What can you expect from a puppy that has finished this program
At 3 months of age, puppies will be pretty well-trained to sit for attention, to come when called, and to sit and down on command at my home and with me. However, if you have little experience with training dogs, your puppy might not respond the same way with you as he does with me. We will therefore spend time with you when you pick up your puppy showing you how to work with your puppy and teach you how to continue the training yourself. Though puppies should leave us with a good start in having good manners and a basic knowledge of the listed simple commands, puppies this young will need to practice these skills with new owners or they will tend to loose what they've learned. They are too young for what they've learned to have become a true habit.
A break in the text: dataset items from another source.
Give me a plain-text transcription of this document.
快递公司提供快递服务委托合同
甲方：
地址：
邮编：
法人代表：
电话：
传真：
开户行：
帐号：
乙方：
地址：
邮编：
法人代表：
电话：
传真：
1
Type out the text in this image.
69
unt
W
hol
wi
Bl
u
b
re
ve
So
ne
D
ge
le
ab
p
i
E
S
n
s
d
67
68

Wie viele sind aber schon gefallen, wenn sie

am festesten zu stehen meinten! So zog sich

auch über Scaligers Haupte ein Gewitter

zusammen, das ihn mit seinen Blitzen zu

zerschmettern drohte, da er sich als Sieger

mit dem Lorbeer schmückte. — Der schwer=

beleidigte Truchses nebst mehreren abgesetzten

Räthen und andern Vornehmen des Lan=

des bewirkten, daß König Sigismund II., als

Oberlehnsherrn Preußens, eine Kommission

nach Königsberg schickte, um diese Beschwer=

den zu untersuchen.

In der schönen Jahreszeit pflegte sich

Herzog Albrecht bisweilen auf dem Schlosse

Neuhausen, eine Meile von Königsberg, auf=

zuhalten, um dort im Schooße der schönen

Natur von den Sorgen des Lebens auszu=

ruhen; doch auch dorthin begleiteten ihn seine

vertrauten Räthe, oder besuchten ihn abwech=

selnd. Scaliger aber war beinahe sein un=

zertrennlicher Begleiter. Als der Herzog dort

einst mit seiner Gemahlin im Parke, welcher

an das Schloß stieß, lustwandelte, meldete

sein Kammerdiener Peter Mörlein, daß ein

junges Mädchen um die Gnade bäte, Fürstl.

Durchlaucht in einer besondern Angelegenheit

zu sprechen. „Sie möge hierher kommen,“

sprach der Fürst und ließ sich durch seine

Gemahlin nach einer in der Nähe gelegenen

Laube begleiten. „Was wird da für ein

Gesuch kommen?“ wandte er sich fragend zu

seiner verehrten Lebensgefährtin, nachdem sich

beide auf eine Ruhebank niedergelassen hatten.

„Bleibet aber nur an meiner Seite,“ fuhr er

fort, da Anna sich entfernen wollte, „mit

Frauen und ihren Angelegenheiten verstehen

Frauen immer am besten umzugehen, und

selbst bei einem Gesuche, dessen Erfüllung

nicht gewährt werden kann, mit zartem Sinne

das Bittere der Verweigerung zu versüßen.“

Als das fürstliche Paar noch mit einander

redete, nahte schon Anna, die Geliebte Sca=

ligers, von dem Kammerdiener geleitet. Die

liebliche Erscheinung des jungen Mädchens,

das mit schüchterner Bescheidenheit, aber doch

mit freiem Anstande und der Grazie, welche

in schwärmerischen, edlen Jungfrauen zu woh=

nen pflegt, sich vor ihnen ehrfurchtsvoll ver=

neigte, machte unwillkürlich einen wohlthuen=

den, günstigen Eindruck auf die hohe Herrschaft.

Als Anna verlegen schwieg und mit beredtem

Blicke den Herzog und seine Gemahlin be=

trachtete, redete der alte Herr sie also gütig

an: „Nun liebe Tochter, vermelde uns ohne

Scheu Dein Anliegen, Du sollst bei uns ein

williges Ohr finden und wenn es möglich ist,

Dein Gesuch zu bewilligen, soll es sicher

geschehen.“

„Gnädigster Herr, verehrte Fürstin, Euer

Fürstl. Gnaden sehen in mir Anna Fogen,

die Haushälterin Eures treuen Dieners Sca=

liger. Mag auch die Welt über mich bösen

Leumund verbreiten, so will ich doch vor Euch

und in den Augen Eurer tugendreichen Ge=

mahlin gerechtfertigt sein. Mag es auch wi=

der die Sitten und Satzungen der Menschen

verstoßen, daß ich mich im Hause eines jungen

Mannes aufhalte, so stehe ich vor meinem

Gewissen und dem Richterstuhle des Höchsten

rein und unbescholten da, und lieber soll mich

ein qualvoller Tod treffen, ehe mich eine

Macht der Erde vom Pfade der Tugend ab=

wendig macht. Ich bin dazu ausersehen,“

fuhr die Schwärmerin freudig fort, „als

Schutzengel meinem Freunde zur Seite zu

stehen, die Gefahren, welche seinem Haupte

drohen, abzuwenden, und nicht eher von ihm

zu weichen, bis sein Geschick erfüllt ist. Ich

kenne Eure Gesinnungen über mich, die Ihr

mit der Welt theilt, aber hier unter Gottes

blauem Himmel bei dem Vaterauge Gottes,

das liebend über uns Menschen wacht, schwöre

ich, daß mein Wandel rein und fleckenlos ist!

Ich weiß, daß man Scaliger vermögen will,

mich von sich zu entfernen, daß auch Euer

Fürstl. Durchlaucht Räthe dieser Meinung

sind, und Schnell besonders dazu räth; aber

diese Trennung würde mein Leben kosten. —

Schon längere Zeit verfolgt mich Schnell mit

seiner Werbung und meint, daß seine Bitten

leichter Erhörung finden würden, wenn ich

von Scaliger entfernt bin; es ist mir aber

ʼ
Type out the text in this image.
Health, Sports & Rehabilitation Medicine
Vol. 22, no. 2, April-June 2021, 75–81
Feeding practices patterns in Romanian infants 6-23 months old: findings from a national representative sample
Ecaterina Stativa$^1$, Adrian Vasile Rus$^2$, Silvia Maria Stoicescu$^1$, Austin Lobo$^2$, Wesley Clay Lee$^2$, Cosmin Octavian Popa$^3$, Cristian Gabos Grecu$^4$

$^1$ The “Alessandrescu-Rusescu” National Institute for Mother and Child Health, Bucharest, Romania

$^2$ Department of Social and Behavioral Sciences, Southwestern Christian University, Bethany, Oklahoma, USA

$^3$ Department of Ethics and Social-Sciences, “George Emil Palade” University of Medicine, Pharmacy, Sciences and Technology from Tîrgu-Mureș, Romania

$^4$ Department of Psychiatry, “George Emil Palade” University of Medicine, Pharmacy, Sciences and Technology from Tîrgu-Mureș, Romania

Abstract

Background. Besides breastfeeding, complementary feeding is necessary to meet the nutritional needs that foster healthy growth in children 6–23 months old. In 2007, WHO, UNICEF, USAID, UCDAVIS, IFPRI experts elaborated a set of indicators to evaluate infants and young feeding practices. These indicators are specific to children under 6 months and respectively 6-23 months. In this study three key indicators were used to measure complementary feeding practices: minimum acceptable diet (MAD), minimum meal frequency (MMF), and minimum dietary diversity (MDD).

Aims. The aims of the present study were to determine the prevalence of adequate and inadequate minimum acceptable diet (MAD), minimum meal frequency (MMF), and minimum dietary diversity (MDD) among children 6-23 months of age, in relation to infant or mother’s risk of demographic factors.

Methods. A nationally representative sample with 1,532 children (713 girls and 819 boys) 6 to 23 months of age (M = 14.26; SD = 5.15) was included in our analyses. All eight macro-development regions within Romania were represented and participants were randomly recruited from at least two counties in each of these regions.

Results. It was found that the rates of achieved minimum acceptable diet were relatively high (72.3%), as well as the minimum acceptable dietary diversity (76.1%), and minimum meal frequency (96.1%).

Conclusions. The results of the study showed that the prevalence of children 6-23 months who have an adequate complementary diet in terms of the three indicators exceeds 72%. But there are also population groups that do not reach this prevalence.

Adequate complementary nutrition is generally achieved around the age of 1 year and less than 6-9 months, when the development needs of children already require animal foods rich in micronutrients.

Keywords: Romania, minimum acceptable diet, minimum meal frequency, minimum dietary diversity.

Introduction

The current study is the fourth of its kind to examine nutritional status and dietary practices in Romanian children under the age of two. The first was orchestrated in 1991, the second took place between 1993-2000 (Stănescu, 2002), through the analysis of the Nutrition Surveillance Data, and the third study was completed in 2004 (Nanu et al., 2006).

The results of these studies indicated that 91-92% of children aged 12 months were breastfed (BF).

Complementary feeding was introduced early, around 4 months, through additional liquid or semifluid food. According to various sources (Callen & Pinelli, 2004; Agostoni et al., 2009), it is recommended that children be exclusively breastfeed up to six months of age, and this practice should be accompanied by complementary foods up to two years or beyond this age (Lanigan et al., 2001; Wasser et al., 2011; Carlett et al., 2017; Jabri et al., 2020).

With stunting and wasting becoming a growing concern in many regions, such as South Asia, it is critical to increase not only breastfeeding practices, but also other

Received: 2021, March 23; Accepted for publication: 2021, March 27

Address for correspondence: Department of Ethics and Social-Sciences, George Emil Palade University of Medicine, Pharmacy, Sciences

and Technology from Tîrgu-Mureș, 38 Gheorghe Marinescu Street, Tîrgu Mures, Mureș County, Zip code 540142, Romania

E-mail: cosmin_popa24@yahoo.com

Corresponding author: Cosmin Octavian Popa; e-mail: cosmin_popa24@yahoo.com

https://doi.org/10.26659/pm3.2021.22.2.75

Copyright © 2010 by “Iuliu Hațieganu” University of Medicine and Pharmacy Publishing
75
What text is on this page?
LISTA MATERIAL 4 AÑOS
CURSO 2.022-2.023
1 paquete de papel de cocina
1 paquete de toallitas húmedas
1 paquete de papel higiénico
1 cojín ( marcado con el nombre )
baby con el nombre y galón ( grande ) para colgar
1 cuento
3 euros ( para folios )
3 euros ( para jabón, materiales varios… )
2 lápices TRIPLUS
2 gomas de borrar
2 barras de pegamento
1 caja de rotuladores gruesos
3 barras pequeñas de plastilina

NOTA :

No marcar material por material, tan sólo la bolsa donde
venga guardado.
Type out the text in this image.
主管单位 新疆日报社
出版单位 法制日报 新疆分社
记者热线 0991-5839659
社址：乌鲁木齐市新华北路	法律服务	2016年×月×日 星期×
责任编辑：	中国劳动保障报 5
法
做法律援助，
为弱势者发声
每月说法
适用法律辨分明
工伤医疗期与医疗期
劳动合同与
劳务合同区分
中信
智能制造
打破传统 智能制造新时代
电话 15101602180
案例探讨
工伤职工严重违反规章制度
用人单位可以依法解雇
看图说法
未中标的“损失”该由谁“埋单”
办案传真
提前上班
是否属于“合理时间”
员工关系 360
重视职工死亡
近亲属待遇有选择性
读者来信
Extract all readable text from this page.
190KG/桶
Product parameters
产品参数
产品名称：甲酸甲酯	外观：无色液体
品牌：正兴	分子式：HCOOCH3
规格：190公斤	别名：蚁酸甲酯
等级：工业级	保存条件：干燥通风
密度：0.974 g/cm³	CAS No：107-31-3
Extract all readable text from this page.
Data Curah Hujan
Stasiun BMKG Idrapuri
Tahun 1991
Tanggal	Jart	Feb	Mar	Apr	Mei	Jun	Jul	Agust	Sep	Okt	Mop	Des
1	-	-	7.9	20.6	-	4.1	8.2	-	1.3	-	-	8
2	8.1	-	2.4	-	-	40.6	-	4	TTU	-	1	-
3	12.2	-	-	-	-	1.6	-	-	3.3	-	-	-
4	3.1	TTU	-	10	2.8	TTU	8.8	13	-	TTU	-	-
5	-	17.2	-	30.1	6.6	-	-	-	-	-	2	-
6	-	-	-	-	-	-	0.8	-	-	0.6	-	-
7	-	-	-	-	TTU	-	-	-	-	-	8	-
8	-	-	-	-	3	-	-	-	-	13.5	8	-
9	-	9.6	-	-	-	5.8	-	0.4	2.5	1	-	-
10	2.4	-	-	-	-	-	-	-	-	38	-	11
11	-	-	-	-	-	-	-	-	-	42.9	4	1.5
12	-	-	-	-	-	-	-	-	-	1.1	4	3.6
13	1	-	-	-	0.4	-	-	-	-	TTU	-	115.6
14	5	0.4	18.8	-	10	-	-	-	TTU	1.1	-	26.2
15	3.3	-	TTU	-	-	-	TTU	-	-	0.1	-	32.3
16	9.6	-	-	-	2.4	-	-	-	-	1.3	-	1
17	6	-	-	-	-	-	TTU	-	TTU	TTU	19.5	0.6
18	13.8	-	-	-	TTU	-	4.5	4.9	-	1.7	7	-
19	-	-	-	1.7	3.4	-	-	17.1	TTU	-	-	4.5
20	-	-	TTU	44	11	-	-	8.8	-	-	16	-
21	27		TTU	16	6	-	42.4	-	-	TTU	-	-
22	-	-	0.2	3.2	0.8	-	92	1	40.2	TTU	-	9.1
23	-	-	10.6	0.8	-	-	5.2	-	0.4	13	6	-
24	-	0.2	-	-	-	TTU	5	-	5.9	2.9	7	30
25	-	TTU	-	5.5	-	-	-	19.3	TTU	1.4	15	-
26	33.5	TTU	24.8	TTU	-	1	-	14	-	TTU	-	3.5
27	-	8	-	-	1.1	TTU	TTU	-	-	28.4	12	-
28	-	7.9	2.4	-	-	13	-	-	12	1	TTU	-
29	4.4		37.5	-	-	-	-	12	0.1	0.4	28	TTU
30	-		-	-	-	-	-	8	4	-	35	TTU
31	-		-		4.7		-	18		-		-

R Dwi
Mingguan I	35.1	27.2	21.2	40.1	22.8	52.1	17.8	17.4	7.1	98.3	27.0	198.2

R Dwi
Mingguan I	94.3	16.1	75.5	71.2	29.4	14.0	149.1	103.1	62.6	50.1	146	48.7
What you can expect with regard to house-training at 13 weeks of age is a puppy that is consistently doing his business outside as long as you are consistent in getting him outsie when he needs to potty. Most puppies at this age need taking out about every hour, some every 45 minutes if they are left loose in the house. Some will hold it inside for 2 hours or more. 13-week old puppies are able to have a two-hour nap in a crate and because we've spent so much time with positive experiences in the crate, very few of ours whine during crate-time. Between 12 and 13 weeks of age, we begin crating them overnight. Our night is about 7 hours long. Almost all of our puppies sleep quietly during these 7 hours. Most, if not all of our puppies could probably go longer. They rarely complain about being in the crates first thing in the mornings when I get up and they are used to sitting in crates for sometimes up to an hour before I let them out. (I don't walk into the kitchen to find them chomping at the bit to get out of their crates.) At 12 and 13 weeks, puppies still have small bladders and most will have accidents if you aren't consistent in getting them outside when they need to go. Though there is still a lot of work to be done at this age, we've done the necessary work during the hardest 5 weeks and we are available to give advice on how to continue it.